I have this theory, that if one person can go out of their way to show compassion, then it will start a chain reaction of the same; people never know how far a little kindness can go.
-Rachel's Tears

I remember reading an article around the tenth anniversary of the Columbine shooting. It spoke of a "Columbine Generation," referring to those children and adolescents who attended high school during the shooting or anytime later. This generation (that includes me), according to many, is characterized by highly protective parents and anxious school climates. In a way, people would be looking over their shoulders for years to come.

And who can blame us? Take Columbine. Rachel sitting in the courtyard eating her lunch? Dead. Students eating in the cafeteria? Alive. Or the movie theater in Colorado. Some of those sitting in front of the big screen in Aurora? Dead. Those watching Batman ten minutes down the road? Alive.

Cafeteria, courtyard, this movie or that one...whether directly or indirectly, realized or unknown, our "life paths" involve being in the right (or wrong) place at the right (or wrong) time.

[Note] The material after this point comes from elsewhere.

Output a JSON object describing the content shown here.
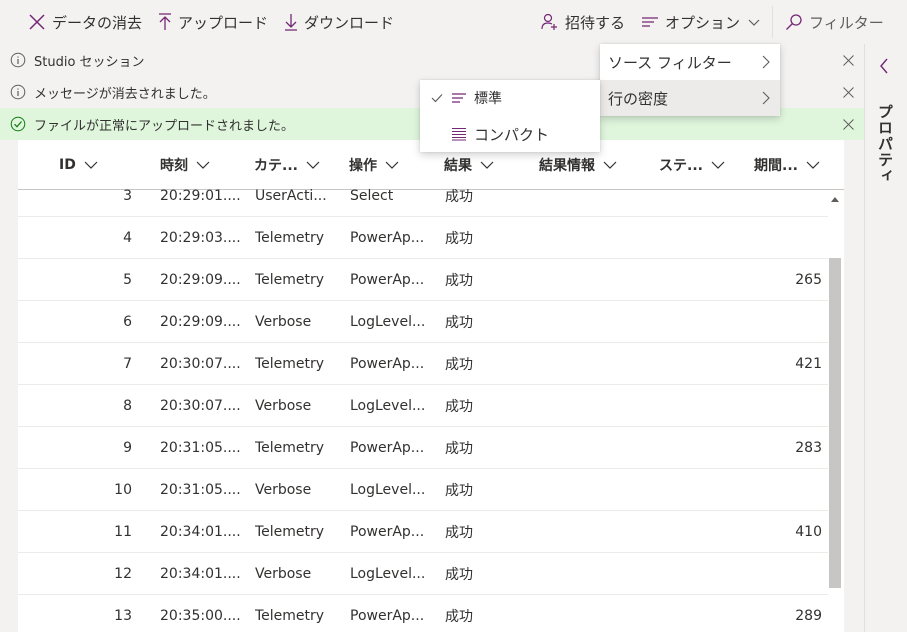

But we cannot worry about that.

Heck, someone could have started shooting at the Sox game I attended this weekend. But it's not about scaring anyone. It's about taking the time to reflect on why we're here. What are our dreams? What do we want to give to the world today?

That's the real point. Life is full of everyday activities: eating lunch, watching a movie, doing our best job at work, playing peek-a-boo with the chubby cheeked baby sitting two pews in front. When I hear people tell stories of others who've changed their lives, it is rarely the celebrity. More often than not, it is the parent, the teacher, the stranger, the friend.

We don't need to be Superman or accomplish some feat from another universe. We just need to live intentionally, and create lives that are uniquely ours. Whatever your job, whatever your age, whatever your place in life...do your best and use everyday to do good. No one else can fulfill your special purpose in life. Because there will never, ever be another you. 

Just some food for thought on this beautiful Sunday.